Demek ki Özgür Özel haklı…
Baksanıza CHP yanlısı olduklarını bildiklerimden üç seçmen sandığa gitmiyor.
Ama bir dördüncü kişi ise ‘Beş kişi olduk’ dedi.
Torunu da oy kullanma yaşına gelmiş.
Üç kayba karşılık CHP bir oy kazanmış oluyor.
*- ÜÇ NAL'A GELEN DÖRT NALA GİDER!
Şinasi Beray,1946 yılında, babasından kalma evin alt katındaki ahırı temizleyip meyhaneye çevirir. Ahırdan bozma olduğu için adını ‘ÜÇ NAL MEYHANESİ’ koyar.
Kapısı da kovboy filmlerindeki gibi kanatlıdır.
Mekanın müdavimleri, Ankara Lisesinden sınıf arkadaşı Orhan Veli, Cahit Sıtkı Tarancı, Melih Cevdet Anday, Sebahattin Eyüboğlu, Can Yücel gibi Türk Edebiyatının dev isimleridir.

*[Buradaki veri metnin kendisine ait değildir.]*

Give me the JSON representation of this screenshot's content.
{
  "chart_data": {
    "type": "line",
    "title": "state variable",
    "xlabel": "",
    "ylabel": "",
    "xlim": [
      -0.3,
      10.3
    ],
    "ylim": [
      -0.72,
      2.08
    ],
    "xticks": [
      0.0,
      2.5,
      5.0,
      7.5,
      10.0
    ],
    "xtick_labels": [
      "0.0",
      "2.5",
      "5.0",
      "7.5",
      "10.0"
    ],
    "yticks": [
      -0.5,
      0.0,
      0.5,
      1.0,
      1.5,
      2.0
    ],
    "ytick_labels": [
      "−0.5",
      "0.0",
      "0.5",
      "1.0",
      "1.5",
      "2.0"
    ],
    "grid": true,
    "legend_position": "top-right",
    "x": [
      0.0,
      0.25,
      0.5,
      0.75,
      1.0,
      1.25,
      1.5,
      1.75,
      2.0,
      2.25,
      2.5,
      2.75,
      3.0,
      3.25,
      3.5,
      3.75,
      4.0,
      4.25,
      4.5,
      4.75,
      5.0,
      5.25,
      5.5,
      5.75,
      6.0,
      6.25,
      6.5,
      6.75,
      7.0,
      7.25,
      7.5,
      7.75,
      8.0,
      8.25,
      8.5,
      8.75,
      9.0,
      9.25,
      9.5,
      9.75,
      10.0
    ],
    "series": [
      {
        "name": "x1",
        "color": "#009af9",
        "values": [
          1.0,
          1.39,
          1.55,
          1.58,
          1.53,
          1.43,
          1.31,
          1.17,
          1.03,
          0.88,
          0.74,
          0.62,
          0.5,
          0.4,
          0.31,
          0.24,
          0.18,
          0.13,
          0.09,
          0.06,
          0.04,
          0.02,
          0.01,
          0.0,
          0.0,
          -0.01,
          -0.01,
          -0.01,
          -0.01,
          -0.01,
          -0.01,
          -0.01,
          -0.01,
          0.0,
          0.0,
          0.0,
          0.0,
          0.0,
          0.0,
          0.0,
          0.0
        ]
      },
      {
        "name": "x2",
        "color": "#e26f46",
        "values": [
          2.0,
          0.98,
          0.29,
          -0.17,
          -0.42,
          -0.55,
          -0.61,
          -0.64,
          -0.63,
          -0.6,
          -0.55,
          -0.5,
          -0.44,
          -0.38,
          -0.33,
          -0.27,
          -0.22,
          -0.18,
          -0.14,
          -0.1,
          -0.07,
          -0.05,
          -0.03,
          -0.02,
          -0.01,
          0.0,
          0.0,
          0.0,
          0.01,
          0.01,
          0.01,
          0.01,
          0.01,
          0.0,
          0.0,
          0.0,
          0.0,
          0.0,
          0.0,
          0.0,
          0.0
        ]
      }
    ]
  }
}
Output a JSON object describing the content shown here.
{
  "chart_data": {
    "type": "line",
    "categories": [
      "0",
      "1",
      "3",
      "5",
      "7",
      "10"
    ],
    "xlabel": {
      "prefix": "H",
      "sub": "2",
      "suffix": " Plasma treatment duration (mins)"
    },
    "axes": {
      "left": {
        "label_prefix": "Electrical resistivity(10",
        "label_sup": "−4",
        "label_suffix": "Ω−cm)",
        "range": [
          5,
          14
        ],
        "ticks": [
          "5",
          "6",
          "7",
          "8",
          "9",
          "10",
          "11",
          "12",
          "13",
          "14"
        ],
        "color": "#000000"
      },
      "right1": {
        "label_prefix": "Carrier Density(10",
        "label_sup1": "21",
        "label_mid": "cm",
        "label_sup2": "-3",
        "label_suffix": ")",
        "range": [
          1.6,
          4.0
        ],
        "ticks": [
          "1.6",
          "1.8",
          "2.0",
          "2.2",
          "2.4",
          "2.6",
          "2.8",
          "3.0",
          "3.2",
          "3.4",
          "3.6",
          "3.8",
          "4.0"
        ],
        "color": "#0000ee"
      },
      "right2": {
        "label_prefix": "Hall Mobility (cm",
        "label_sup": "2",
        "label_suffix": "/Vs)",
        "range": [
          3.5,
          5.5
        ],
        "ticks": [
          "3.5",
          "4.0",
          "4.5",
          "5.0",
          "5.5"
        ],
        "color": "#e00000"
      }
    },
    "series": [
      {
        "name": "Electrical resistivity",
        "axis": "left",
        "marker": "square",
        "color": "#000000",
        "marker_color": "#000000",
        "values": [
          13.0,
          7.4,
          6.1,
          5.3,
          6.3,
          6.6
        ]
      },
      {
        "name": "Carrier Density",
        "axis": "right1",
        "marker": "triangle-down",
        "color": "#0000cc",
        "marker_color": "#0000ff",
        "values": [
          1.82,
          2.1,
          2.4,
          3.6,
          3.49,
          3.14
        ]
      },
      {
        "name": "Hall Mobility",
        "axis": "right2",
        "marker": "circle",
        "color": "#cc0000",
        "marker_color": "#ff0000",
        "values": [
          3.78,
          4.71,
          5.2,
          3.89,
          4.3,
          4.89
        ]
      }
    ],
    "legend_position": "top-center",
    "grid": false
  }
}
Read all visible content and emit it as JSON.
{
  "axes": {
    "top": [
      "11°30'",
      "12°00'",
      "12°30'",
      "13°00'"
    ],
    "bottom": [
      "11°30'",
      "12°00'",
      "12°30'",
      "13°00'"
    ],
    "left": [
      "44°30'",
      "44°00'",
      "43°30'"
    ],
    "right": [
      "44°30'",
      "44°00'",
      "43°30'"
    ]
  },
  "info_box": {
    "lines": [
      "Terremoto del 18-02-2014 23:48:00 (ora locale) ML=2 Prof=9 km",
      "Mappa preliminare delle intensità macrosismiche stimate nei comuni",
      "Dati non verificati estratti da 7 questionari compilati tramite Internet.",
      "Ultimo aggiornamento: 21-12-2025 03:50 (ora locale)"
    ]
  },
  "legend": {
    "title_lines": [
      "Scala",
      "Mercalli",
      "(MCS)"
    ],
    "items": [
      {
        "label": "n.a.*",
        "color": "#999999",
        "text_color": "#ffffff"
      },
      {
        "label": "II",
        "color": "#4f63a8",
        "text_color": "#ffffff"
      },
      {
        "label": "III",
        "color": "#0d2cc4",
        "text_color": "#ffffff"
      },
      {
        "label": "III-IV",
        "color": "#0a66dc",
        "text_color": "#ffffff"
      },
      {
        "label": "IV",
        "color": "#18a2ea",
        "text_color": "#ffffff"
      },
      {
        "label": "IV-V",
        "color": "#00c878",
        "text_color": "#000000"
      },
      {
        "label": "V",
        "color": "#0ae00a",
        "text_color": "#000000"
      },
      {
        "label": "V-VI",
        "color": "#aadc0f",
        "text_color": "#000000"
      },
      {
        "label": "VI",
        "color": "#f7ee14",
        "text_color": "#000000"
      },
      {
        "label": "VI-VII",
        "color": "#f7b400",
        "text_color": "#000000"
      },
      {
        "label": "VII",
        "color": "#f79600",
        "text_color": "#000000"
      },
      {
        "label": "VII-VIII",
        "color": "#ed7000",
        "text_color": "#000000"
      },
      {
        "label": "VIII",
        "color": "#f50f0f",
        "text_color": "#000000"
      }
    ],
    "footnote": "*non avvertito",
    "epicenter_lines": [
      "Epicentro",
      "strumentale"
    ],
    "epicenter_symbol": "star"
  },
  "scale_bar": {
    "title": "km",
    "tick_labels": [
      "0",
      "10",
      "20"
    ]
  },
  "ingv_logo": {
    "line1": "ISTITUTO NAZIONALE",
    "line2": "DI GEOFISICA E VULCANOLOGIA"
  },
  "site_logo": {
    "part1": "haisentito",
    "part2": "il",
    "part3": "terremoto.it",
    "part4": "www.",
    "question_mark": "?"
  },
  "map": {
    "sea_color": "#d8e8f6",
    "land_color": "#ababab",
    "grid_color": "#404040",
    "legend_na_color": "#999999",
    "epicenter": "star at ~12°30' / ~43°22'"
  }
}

Karikatürist Ratip Tahir Burak, veresiye defterine bir karikatür çizer ve üzerine, ‘İş dördüncü nalla bir ata kaldı, bir de meydana’ yazar.
Bunu gören Orhan Veli, hemen altına, ‘ÜÇ NAL'a gelen, dört nala gider’ diye ekler.
Şair Orhan Veli, 10 Kasım 1950 günü Üç Nal Meyhanesinden çıkar giderken belediyenin açmış olduğu bir çukura düşer ancak bu olayı önemsemez ve İstanbul’a döner.
14 Kasımda bir arkadaşının evinde öğlen yemeği yerken fenalaşır.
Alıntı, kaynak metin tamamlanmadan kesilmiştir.